How Top Gear conquered the world
It's hard to go anywhere in the world these days and not find that Top Gear has got there before you. The programme may have begun on regional television in the UK - but it's now viewed in pretty much every region of the globe, writes Daniel Silas Adamson.
The taxi was a beaten up Toyota with half a million kilometres on the clock and an amulet of the Virgin Mary twirling from the rear-view mirror. The driver was a Quechua Indian called Ricardo, who knew every bend in the Peruvian dirt roads around the old Inca city of Sayhuite and who, when he found out I was British, had just one question: "Who is the Stig?"
It was not the first time I'd been reminded of Top Gear in some far-flung corner of the world. A few years earlier I pulled over at an outdoor roadside cafe in the Jordan Valley, not far from Jericho in the West Bank. It was late at night, but there were 20 or so Palestinian men sitting around a screen on plastic chairs, smoking shisha pipes and watching The Star in a Reasonably Priced Car.
Almost a decade before that, I'd seen a handful of Indian men gathered under a corrugated tin roof in Dharavi, Mumbai's biggest slum, watching the programme on a TV set rigged illegally into the power cables that ran above the shacks. One of the men had already incurred the undisguised contempt of his wife, who was hard at work, but he seemed to think this was a price worth paying for an hour with Jeremy Clarkson. Clarkson would surely have approved.
The formula - a macho, wise-cracking, stunt-filled show, fronted by by three ageing men with questionable taste in denim and a proclivity for infantile jokes - seems to float effortlessly across barriers of language, culture, and social class.

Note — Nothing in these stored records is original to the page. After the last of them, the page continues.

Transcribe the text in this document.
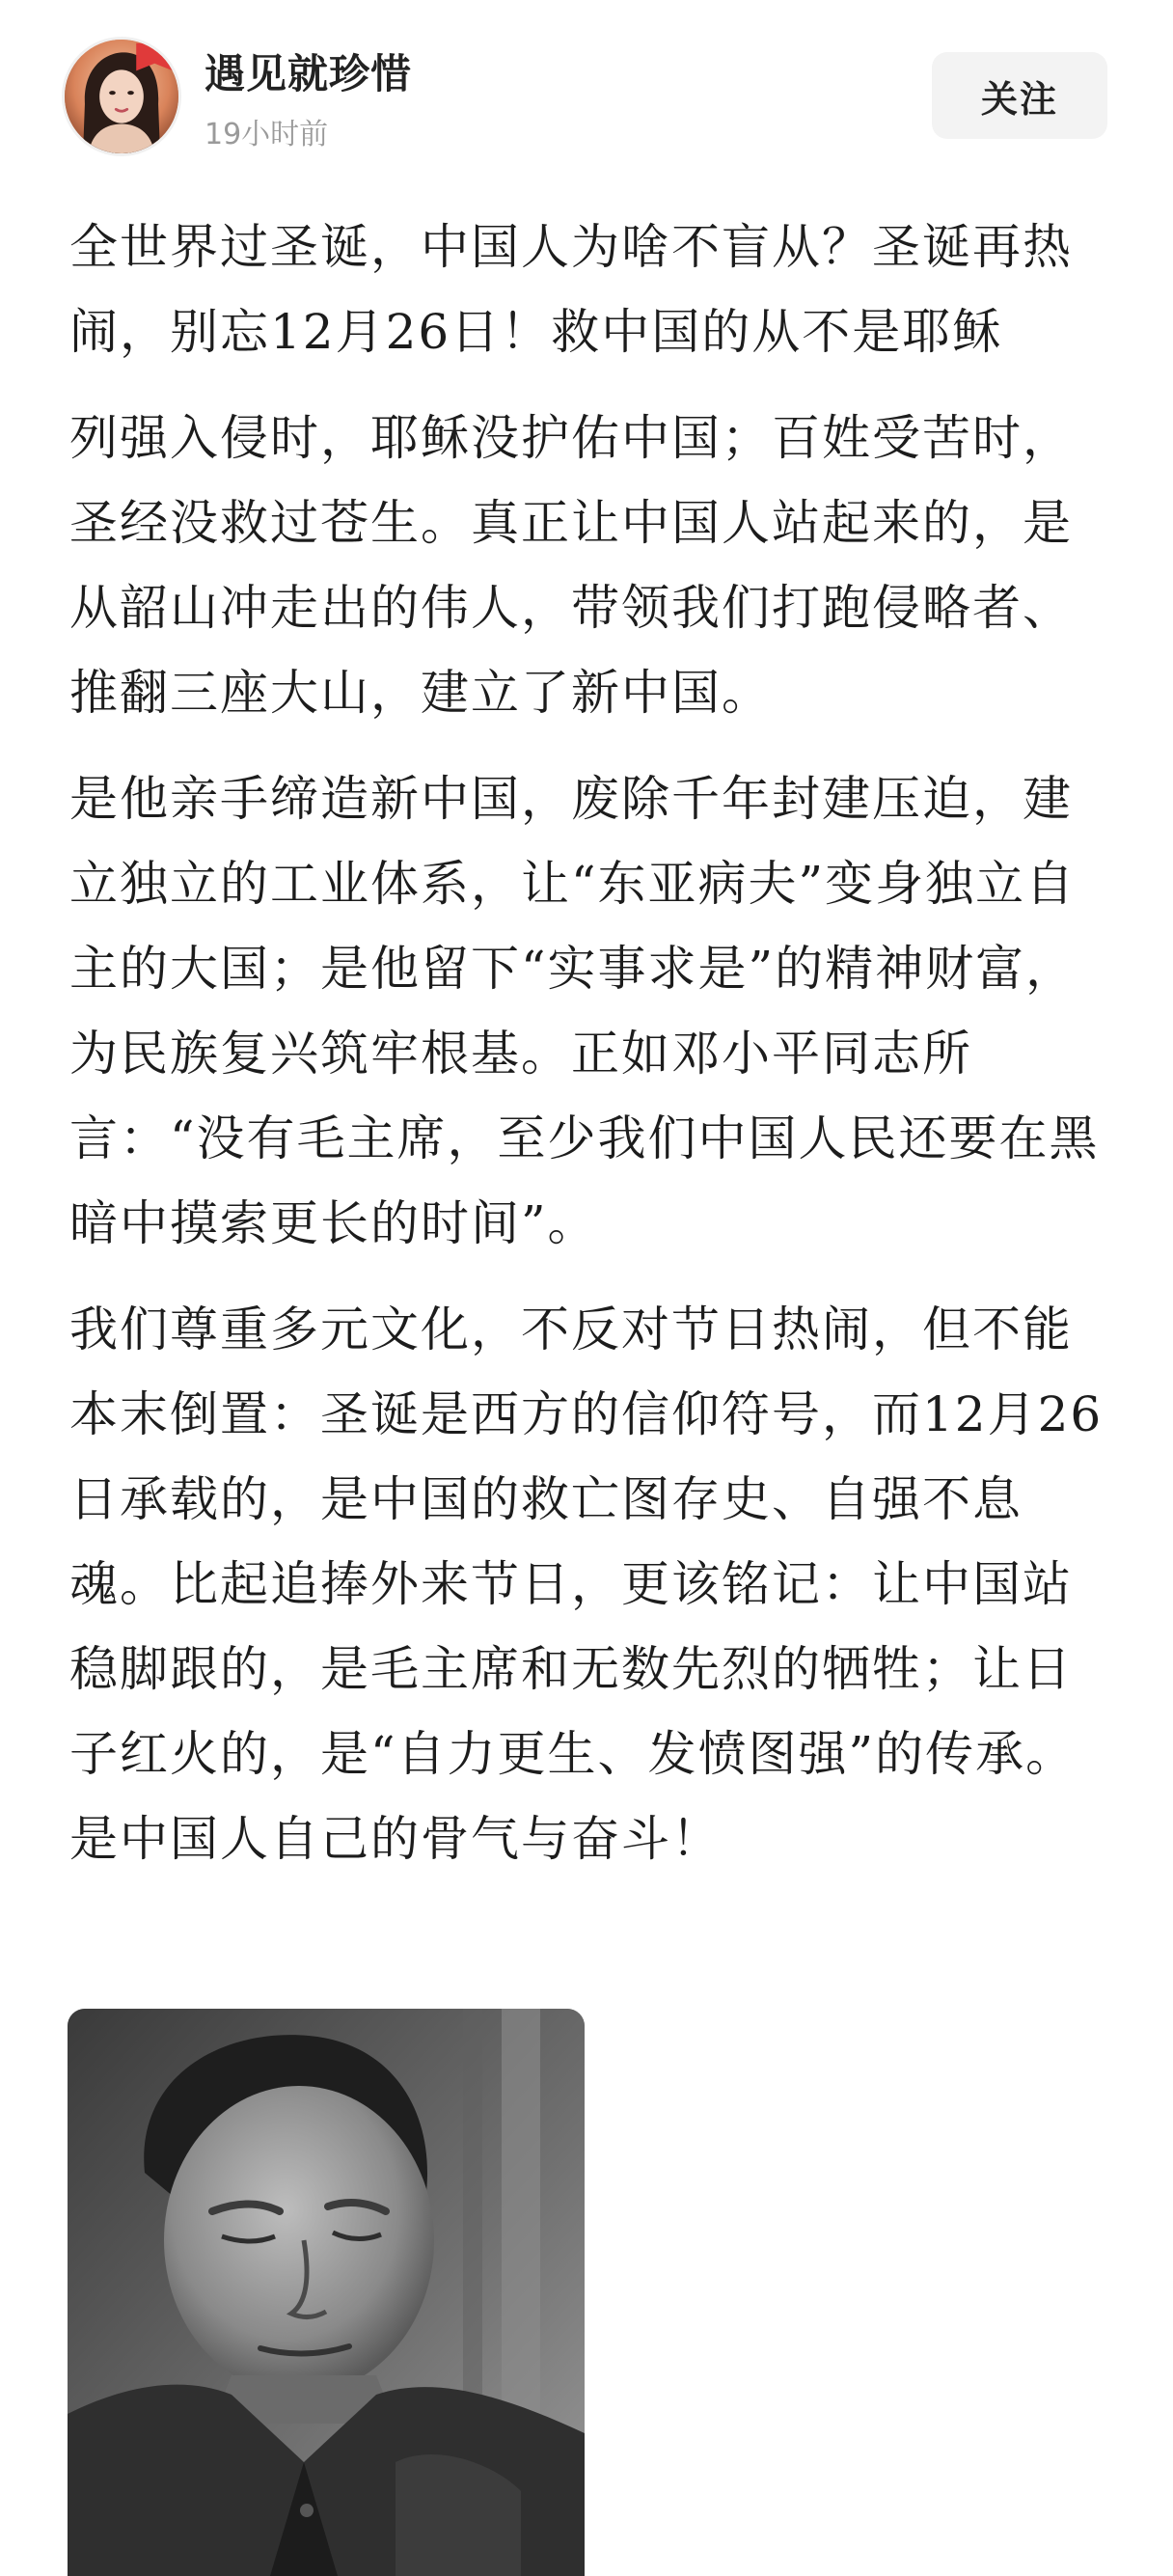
遇见就珍惜
19小时前
关注

全世界过圣诞，中国人为啥不盲从？圣诞再热闹，别忘12月26日！救中国的从不是耶稣

列强入侵时，耶稣没护佑中国；百姓受苦时，圣经没救过苍生。真正让中国人站起来的，是从韶山冲走出的伟人，带领我们打跑侵略者、推翻三座大山，建立了新中国。

是他亲手缔造新中国，废除千年封建压迫，建立独立的工业体系，让“东亚病夫”变身独立自主的大国；是他留下“实事求是”的精神财富，为民族复兴筑牢根基。正如邓小平同志所言：“没有毛主席，至少我们中国人民还要在黑暗中摸索更长的时间”。

我们尊重多元文化，不反对节日热闹，但不能本末倒置：圣诞是西方的信仰符号，而12月26日承载的，是中国的救亡图存史、自强不息魂。比起追捧外来节日，更该铭记：让中国站稳脚跟的，是毛主席和无数先烈的牺牲；让日子红火的，是“自力更生、发愤图强”的传承。是中国人自己的骨气与奋斗！
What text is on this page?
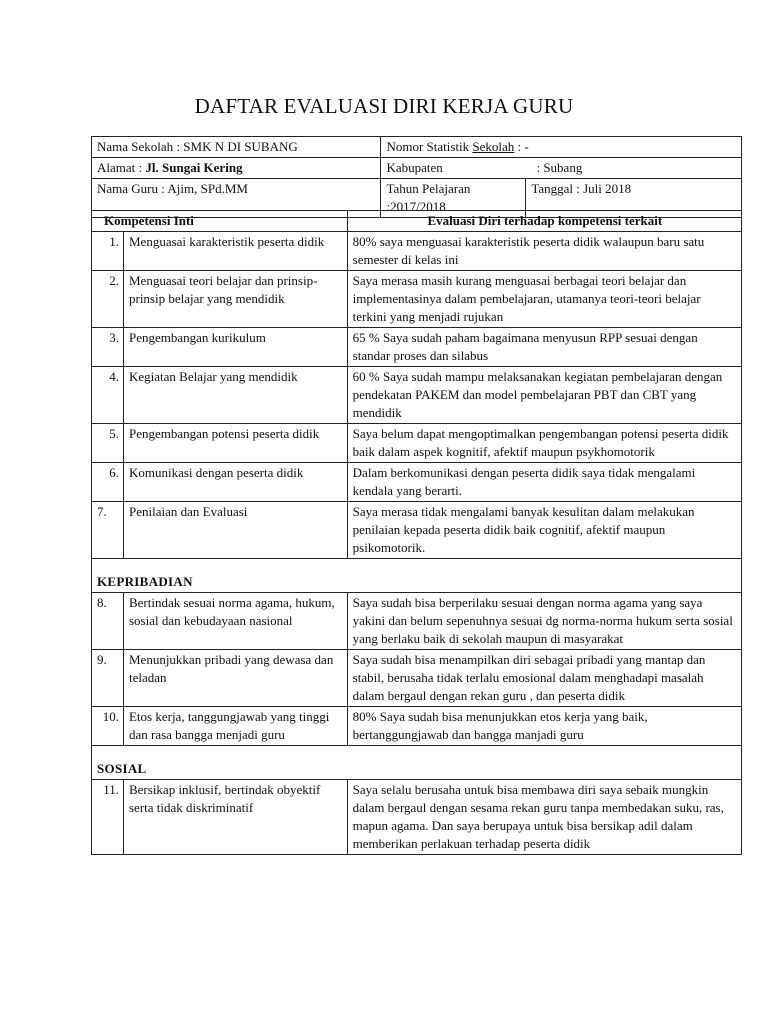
DAFTAR EVALUASI DIRI KERJA GURU
Nama Sekolah : SMK N DI SUBANG	Nomor Statistik Sekolah : -	
Alamat : Jl. Sungai Kering	Kabupaten : Subang	
Nama Guru : Ajim, SPd.MM	Tahun Pelajaran :2017/2018	Tanggal : Juli 2018
Kompetensi Inti		Evaluasi Diri terhadap kompetensi terkait
1.	Menguasai karakteristik peserta didik	80% saya menguasai karakteristik peserta didik walaupun baru satu semester di kelas ini
2.	Menguasai teori belajar dan prinsip-prinsip belajar yang mendidik	Saya merasa masih kurang menguasai berbagai teori belajar dan implementasinya dalam pembelajaran, utamanya teori-teori belajar terkini yang menjadi rujukan
3.	Pengembangan kurikulum	65 % Saya sudah paham bagaimana menyusun RPP sesuai dengan standar proses dan silabus
4.	Kegiatan Belajar yang mendidik	60 % Saya sudah mampu melaksanakan kegiatan pembelajaran dengan pendekatan PAKEM dan model pembelajaran PBT dan CBT yang mendidik
5.	Pengembangan potensi peserta didik	Saya belum dapat mengoptimalkan pengembangan potensi peserta didik baik dalam aspek kognitif, afektif maupun psykhomotorik
6.	Komunikasi dengan peserta didik	Dalam berkomunikasi dengan peserta didik saya tidak mengalami kendala yang berarti.
7.	Penilaian dan Evaluasi	Saya merasa tidak mengalami banyak kesulitan dalam melakukan penilaian kepada peserta didik baik cognitif, afektif maupun psikomotorik.
KEPRIBADIAN		
8.	Bertindak sesuai norma agama, hukum, sosial dan kebudayaan nasional	Saya sudah bisa berperilaku sesuai dengan norma agama yang saya yakini dan belum sepenuhnya sesuai dg norma-norma hukum serta sosial yang berlaku baik di sekolah maupun di masyarakat
9.	Menunjukkan pribadi yang dewasa dan teladan	Saya sudah bisa menampilkan diri sebagai pribadi yang mantap dan stabil, berusaha tidak terlalu emosional dalam menghadapi masalah dalam bergaul dengan rekan guru , dan peserta didik
10.	Etos kerja, tanggungjawab yang tinggi dan rasa bangga menjadi guru	80% Saya sudah bisa menunjukkan etos kerja yang baik, bertanggungjawab dan bangga manjadi guru
SOSIAL		
11.	Bersikap inklusif, bertindak obyektif serta tidak diskriminatif	Saya selalu berusaha untuk bisa membawa diri saya sebaik mungkin dalam bergaul dengan sesama rekan guru tanpa membedakan suku, ras, mapun agama. Dan saya berupaya untuk bisa bersikap adil dalam memberikan perlakuan terhadap peserta didik
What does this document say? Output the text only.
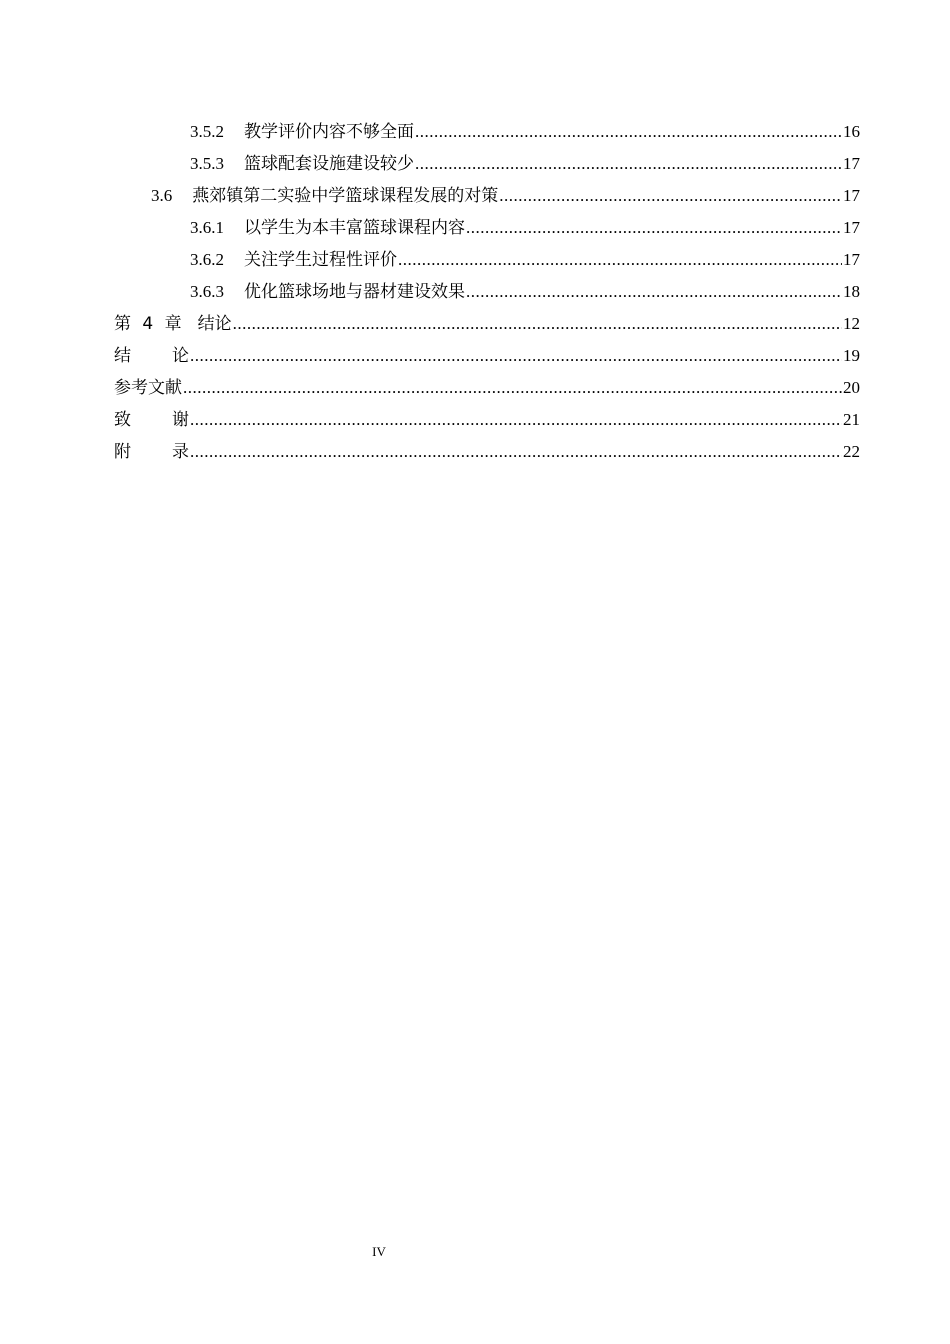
3.5.2 教学评价内容不够全面 .....	16
3.5.3 篮球配套设施建设较少 .....	17
3.6 燕郊镇第二实验中学篮球课程发展的对策 .....	17
3.6.1 以学生为本丰富篮球课程内容 .....	17
3.6.2 关注学生过程性评价 .....	17
3.6.3 优化篮球场地与器材建设效果 .....	18
第 4 章 结论 .....	12
结 论 .....	19
参考文献 .....	20
致 谢 .....	21
附 录 .....	22
IV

In Iran, where Top Gear is broadcast by BBC Persian TV (PTV), the voice actor who dubs Clarkson into Farsi, Mozaffar Shafeie, has become a star in his own right. When an episode of the programme was dropped in 2012 to make space for an interview with Hillary Clinton, the channel was bombarded with complaints from Iranian fans. "Hillary Clinton has got many things to say about Iran," said Clarkson afterwards. "You'd have thought that Iranians would have found this relatively interesting - more interesting than three fat old men falling over."
The show's appeal in Iran, says Darius Bazargan, a British documentary maker, comes not just from the cars and the stunts but also from Clarkson's vivid turn of phrase. "He once described a gear shift as being 'as smooth as licking honey from a woman's naked body', and the producers take a lot of effort to get the translation right… you would never hear a phrase like that on Iranian state television."
One of Bazargan's friends recently found, as I did in Peru, that for many people around the world Top Gear is now an emblem of the UK - as much or more than Manchester United or James Bond. On a trip to Iraqi Kurdistan, he found there were two pressing issues people wanted to talk about after discovering they had a British guest: the chances of British military intervention against the jihadists, and their favourite episodes of Top Gear.
And it's not just the men. Given that Clarkson has been fending off accusations of sexism for decades, it's surprising to find that some 40% of the show's viewers are women.
"My wife also watches the programme, not just because of the cars but because it's a fantastically entertaining show," says Hormuzd Sorabjee, editor of Autocar India magazine. "A lot of Indians, men and women, find Jeremy very amusing. He takes the mickey out of a lot of people, and I can see why some of them might get upset. But there's nothing below the belt, I don't think."
Top Gear's executive producer, Andy Wilman, put it this way in an interview with CBS News a few years ago: "It's a journey into the male mind, which I believe, is a really, potentially very funny place - because let's face it, nothing happens there."
And if this is true anywhere, it is true everywhere.